Extraordinary governance and a culture of integrity: Part Two

The culture demonstrated by the board has a tremendous impact on the culture of the organization, and accountability, transparency and integrity are crucial elements of the culture of a successful organization.

Part one of this Michigan State University Extension article series on creating an organizational culture of accountability, transparency and integrity talked about the value of creating a trust building culture by holding yourself and others in your organization accountable.

Transparency is another element that is critically important to building trust and creating a successful organizational culture. This is an especially hot topic in the government arena, since we know that elected government board members are doing the peoples’ business, providing services to people, which generally speaking, are services that are not well-suited to provision in an open marketplace. The importance of doing the peoples’ business in the open, where the people can observe and participate is essential to maintaining the peoples’ trust. 

Nonprofit organizations also serve the public trust. They, too, provide services that don’t fit a pay-for-service business model. As such, they depend on donations from the public. We also give them tax breaks as recognition of the unique service provision challenges they face, and their role in serving the public. This characteristic of nonprofits make transparency as important for them as it is for government boards.

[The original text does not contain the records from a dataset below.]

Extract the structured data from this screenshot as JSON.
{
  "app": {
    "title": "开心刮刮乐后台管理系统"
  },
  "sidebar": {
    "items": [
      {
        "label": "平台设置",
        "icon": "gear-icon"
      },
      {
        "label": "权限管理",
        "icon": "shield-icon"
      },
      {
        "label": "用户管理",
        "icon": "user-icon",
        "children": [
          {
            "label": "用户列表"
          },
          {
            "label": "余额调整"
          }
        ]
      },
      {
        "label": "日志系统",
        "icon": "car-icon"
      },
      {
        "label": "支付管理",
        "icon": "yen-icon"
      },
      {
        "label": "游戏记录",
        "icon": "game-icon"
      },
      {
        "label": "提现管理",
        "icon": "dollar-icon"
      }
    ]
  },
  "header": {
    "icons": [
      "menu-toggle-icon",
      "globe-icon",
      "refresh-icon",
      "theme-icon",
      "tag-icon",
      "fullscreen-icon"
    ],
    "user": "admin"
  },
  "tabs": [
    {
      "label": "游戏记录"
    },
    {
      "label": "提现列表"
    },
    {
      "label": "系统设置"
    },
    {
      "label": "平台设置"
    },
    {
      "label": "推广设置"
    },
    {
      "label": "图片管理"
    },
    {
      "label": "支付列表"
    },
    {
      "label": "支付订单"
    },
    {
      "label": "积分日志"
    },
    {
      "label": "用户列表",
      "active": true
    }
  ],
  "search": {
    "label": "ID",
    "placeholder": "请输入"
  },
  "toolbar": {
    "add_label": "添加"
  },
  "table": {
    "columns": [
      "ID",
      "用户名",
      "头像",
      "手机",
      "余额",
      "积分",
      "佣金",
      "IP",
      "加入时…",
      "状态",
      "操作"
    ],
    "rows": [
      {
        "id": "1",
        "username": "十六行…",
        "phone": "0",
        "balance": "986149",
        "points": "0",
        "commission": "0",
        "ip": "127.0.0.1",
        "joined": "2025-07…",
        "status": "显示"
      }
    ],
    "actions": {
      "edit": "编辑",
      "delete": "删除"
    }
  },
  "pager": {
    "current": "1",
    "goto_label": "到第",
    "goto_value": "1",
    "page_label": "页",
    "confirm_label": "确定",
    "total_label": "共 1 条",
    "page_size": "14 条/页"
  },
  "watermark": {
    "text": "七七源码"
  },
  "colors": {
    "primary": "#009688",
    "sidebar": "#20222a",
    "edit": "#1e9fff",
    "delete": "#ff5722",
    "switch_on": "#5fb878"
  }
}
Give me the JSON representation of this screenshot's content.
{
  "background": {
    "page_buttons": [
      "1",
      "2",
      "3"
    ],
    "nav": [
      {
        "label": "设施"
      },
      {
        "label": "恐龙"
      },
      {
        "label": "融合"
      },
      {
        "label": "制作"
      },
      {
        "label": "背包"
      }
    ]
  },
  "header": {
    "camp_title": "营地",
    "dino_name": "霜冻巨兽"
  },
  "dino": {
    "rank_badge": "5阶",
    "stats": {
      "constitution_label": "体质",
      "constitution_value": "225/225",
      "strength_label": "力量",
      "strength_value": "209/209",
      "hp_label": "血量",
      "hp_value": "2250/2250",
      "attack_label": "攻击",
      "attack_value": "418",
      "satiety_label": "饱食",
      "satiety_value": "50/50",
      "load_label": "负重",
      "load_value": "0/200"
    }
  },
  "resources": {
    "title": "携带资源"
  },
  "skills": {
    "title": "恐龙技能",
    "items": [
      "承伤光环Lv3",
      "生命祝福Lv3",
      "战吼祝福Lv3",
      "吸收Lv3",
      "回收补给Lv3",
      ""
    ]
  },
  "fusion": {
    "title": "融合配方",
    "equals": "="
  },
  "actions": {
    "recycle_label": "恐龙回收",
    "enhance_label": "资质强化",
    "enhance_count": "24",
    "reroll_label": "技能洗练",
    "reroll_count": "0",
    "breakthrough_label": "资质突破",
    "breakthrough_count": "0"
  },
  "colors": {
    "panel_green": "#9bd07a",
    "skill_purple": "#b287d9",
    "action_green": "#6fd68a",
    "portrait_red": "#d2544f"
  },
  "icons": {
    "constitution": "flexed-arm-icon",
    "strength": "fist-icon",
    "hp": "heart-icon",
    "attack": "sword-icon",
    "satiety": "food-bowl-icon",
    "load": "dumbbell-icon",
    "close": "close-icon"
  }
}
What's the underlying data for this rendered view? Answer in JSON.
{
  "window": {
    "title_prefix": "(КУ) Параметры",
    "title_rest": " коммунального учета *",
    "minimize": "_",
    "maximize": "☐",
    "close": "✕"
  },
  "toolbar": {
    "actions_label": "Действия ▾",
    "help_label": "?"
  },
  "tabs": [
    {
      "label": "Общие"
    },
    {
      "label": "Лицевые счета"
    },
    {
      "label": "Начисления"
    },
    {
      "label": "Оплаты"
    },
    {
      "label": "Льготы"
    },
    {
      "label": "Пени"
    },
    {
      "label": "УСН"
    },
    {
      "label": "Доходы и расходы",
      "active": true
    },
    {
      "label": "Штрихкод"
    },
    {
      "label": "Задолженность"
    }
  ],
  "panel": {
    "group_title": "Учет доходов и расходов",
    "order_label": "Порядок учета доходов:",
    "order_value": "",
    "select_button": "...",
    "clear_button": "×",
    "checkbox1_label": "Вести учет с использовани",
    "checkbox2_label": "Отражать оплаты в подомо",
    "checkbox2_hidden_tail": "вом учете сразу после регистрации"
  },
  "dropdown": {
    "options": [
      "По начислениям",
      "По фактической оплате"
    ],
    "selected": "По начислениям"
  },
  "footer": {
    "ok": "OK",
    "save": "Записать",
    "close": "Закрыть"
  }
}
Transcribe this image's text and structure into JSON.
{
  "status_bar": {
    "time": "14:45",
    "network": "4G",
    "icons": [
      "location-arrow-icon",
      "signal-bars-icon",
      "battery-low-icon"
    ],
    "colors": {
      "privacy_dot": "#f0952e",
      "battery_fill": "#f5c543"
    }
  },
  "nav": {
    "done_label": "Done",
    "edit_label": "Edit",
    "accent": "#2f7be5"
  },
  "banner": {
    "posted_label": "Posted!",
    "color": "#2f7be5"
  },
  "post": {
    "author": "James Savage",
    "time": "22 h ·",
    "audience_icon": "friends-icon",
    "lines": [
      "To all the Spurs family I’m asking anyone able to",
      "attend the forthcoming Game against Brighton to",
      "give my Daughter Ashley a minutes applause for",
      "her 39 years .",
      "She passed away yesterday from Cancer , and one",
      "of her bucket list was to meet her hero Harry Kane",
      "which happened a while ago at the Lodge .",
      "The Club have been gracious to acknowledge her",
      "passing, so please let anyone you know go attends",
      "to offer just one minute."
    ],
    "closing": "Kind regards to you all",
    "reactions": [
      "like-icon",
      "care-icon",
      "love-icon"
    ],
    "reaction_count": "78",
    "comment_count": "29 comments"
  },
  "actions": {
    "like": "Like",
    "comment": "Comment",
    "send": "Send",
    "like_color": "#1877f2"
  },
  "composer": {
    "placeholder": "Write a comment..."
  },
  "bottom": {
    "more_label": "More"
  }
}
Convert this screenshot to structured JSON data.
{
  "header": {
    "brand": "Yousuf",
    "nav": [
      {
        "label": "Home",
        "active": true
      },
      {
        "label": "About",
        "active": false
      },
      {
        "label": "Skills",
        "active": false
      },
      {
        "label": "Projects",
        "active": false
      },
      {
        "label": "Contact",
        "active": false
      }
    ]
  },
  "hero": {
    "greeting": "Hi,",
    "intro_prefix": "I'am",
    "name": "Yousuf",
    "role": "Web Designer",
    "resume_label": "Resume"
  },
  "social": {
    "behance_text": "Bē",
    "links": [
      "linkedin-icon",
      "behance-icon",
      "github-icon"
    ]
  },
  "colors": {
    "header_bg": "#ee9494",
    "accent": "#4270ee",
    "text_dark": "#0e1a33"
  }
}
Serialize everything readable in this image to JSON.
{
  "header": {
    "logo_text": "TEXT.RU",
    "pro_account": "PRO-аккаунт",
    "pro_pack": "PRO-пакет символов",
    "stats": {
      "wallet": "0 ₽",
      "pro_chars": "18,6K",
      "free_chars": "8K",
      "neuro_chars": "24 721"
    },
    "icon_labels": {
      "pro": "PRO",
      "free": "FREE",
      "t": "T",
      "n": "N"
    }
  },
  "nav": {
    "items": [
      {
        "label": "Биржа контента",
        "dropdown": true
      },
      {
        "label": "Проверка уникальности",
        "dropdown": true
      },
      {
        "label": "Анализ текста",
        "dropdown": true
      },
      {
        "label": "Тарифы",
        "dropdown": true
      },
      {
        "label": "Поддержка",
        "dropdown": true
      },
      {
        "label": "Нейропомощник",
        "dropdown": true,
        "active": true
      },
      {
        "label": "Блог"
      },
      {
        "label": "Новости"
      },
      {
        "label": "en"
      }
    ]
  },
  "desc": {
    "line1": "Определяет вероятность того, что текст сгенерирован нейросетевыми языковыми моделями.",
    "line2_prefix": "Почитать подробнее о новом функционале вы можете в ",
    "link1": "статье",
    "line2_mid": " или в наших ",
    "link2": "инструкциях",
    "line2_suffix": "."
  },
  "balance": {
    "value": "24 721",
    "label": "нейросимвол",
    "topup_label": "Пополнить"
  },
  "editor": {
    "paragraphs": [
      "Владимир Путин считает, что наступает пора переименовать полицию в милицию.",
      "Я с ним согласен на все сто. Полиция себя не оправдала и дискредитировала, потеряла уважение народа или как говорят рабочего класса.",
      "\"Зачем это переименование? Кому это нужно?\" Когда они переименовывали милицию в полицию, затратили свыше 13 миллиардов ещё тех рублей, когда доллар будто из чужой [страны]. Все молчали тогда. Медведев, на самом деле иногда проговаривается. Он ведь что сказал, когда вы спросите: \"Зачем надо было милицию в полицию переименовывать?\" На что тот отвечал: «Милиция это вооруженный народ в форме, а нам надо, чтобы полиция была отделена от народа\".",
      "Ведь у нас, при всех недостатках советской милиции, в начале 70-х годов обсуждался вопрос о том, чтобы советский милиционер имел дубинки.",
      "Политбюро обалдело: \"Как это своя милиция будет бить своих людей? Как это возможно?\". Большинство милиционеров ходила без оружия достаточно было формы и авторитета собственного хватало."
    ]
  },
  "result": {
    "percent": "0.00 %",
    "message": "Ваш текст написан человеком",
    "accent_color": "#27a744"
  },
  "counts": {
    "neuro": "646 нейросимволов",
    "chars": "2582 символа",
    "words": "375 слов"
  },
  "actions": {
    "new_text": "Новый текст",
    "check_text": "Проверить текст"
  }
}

The third element of this Component of Extraordinary Governance is integrity. Do I talk straight? Do I do what I say I will do? Our national culture seems, in many ways, to have abandoned integrity. Boards and their members cannot afford to give up on integrity. Honesty and straight talk are crucial ingredients for building and maintaining trust, and as Covey has demonstrated, and we have all observed, trust is essential to the accomplishment of the organizational missions of both government and nonprofit organizations. 

How does an organization create such a culture? There are three key steps. First, it requires a commitment by the board to work to achieve a high level of accountability, transparency and integrity. Second, the board must create the necessary policies and procedures to encourage, and to the extent possible, to ensure compliance with those procedures. Finally, and most importantly, each board member must strive to improve their own behavior in the thirteen ways identified by Covey.

Creating a culture of accountability, transparency and integrity is ultimately about engaging in behaviors, both individually and as a board, that build trust. And higher levels of trust contribute to higher levels of organizational success, which should be our primary motivation for serving on boards.